Serves 2-4
Vegetarian
Ingredients
- Sea salt
- 300g cauliflower
- 2 eggs
- 2 tbsp plain flour
- 100g Cheddar cheese, grated
- Freshly ground black pepper
- Vegetable or sunflower oil, for frying
Cooking instructions
- Bring a large pan of salted water to the boil. Chop or break the cauliflower into small, bite-sized florets then add to the boiling water and cook for 5 minutes.
- Check how soft they are – they may need another 3-4 minutes, depending on their size, you want them to be tender and soft but still just holding their shape (not turning to mush!). Drain through a colander then place the colander back over the empty pan off the heat and leave them to steam dry while you make the batter.
- Crack the eggs into a mixing bowl and beat together. Add the flour, cheese and some seasoning and mix well to combine. Tip in the cooked cauliflower and mix through, breaking up the florets a bit more as you go to create a lumpy mixture.
- Drizzle enough oil into a large frying pan so there is a thin layer across the base. Place over a medium heat and let it heat up – if you drop a tiny bit of the batter into the pan, it should sizzle instantly.

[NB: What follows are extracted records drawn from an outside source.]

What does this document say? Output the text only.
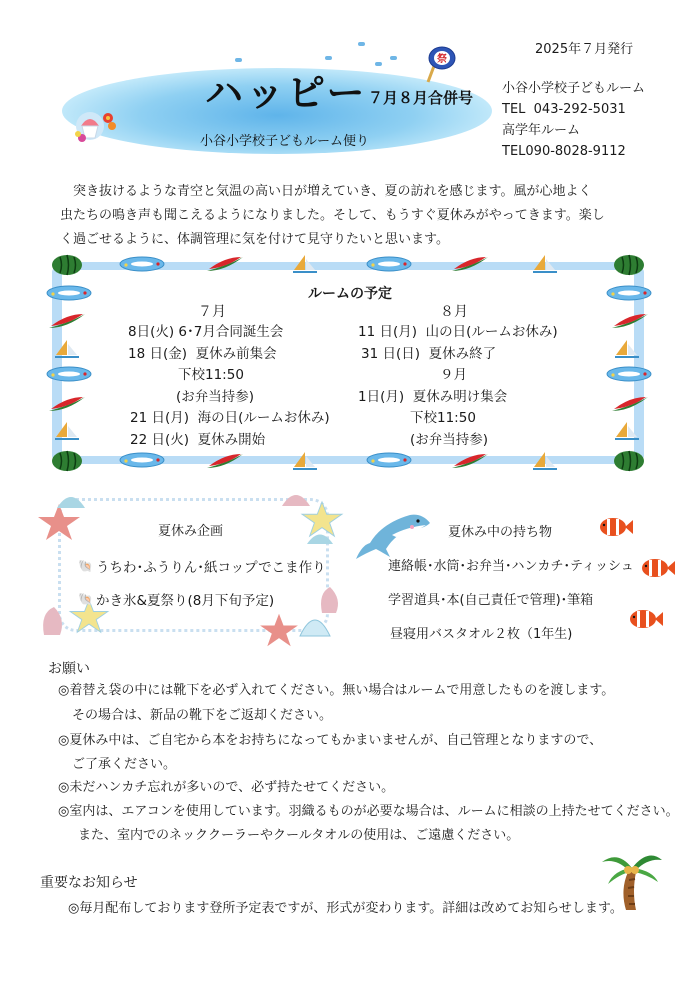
ハッピー ７月８月合併号
小谷小学校子どもルーム便り
祭
2025年７月発行
小谷小学校子どもルーム
TEL  043-292-5031
高学年ルーム
TEL090-8028-9112

突き抜けるような青空と気温の高い日が増えていき、夏の訪れを感じます。風が心地よく

虫たちの鳴き声も聞こえるようになりました。そして、もうすぐ夏休みがやってきます。楽し

く過ごせるように、体調管理に気を付けて見守りたいと思います。

ルームの予定
７月
8日(火) 6･7月合同誕生会
18 日(金)  夏休み前集会
下校11:50
(お弁当持参)
21 日(月)  海の日(ルームお休み)
22 日(火)  夏休み開始
８月
11 日(月)  山の日(ルームお休み)
31 日(日)  夏休み終了
９月
1日(月)  夏休み明け集会
下校11:50
(お弁当持参)
夏休み企画
🐚 うちわ･ふうりん･紙コップでこま作り
🐚 かき氷&夏祭り(8月下旬予定)
夏休み中の持ち物
連絡帳･水筒･お弁当･ハンカチ･ティッシュ
学習道具･本(自己責任で管理)･筆箱
昼寝用バスタオル２枚（1年生)
お願い
◎着替え袋の中には靴下を必ず入れてください。無い場合はルームで用意したものを渡します。
その場合は、新品の靴下をご返却ください。
◎夏休み中は、ご自宅から本をお持ちになってもかまいませんが、自己管理となりますので、
ご了承ください。
◎未だハンカチ忘れが多いので、必ず持たせてください。
◎室内は、エアコンを使用しています。羽織るものが必要な場合は、ルームに相談の上持たせてください。
また、室内でのネッククーラーやクールタオルの使用は、ご遠慮ください。
重要なお知らせ
◎毎月配布しております登所予定表ですが、形式が変わります。詳細は改めてお知らせします。
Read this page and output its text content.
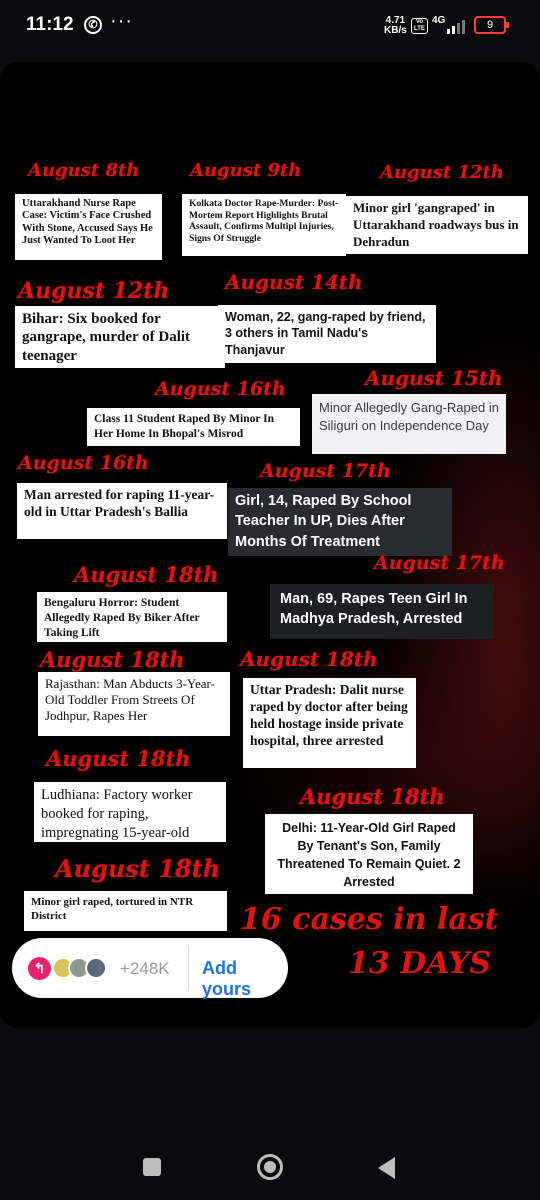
11:12	✆ ···	4.71
KB/s
Vo LTE
4G	9
August 8th	August 9th	August 12th
Uttarakhand Nurse Rape Case: Victim's Face Crushed With Stone, Accused Says He Just Wanted To Loot Her
Kolkata Doctor Rape-Murder: Post-Mortem Report Highlights Brutal Assault, Confirms Multipl Injuries, Signs Of Struggle
Minor girl 'gangraped' in Uttarakhand roadways bus in Dehradun
August 12th	August 14th
Bihar: Six booked for gangrape, murder of Dalit teenager
Woman, 22, gang-raped by friend, 3 others in Tamil Nadu's Thanjavur
August 16th	August 15th
Class 11 Student Raped By Minor In Her Home In Bhopal's Misrod
Minor Allegedly Gang-Raped in Siliguri on Independence Day
August 16th	August 17th
Man arrested for raping 11-year-old in Uttar Pradesh's Ballia
Girl, 14, Raped By School Teacher In UP, Dies After Months Of Treatment
August 18th	August 17th
Bengaluru Horror: Student Allegedly Raped By Biker After Taking Lift
Man, 69, Rapes Teen Girl In Madhya Pradesh, Arrested
August 18th	August 18th
Rajasthan: Man Abducts 3-Year-Old Toddler From Streets Of Jodhpur, Rapes Her
Uttar Pradesh: Dalit nurse raped by doctor after being held hostage inside private hospital, three arrested
August 18th
August 18th
Ludhiana: Factory worker booked for raping, impregnating 15-year-old	Delhi: 11-Year-Old Girl Raped By Tenant's Son, Family Threatened To Remain Quiet. 2 Arrested
August 18th
Minor girl raped, tortured in NTR District	16 cases in last
13 DAYS
↰	+248K Add yours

- Add large spoonful’s of the batter to the pan, pressing down lightly to create 2-3 round fritters in the pan at a time (you will need to cook in batches). Increase the temperature slightly to medium-high and cook for 2-3 minutes.
- Carefully lift up the fritters (with a spatula or palette knife - they can be quite fragile but don't worry if they do break apart) and check the underneath is crisp and golden brown. Carefully flip over and cook for another 2-3 minutes so golden brown on both sides.
- Place on a plate or tray lined with kitchen paper to drain any excess oil. Keep warm (on a tray in a low oven) while you cook the remaining batches. Serve with a simple green garnish – rocket, spinach or watercress are all coming into season, and a punchy relish or chilli sauce.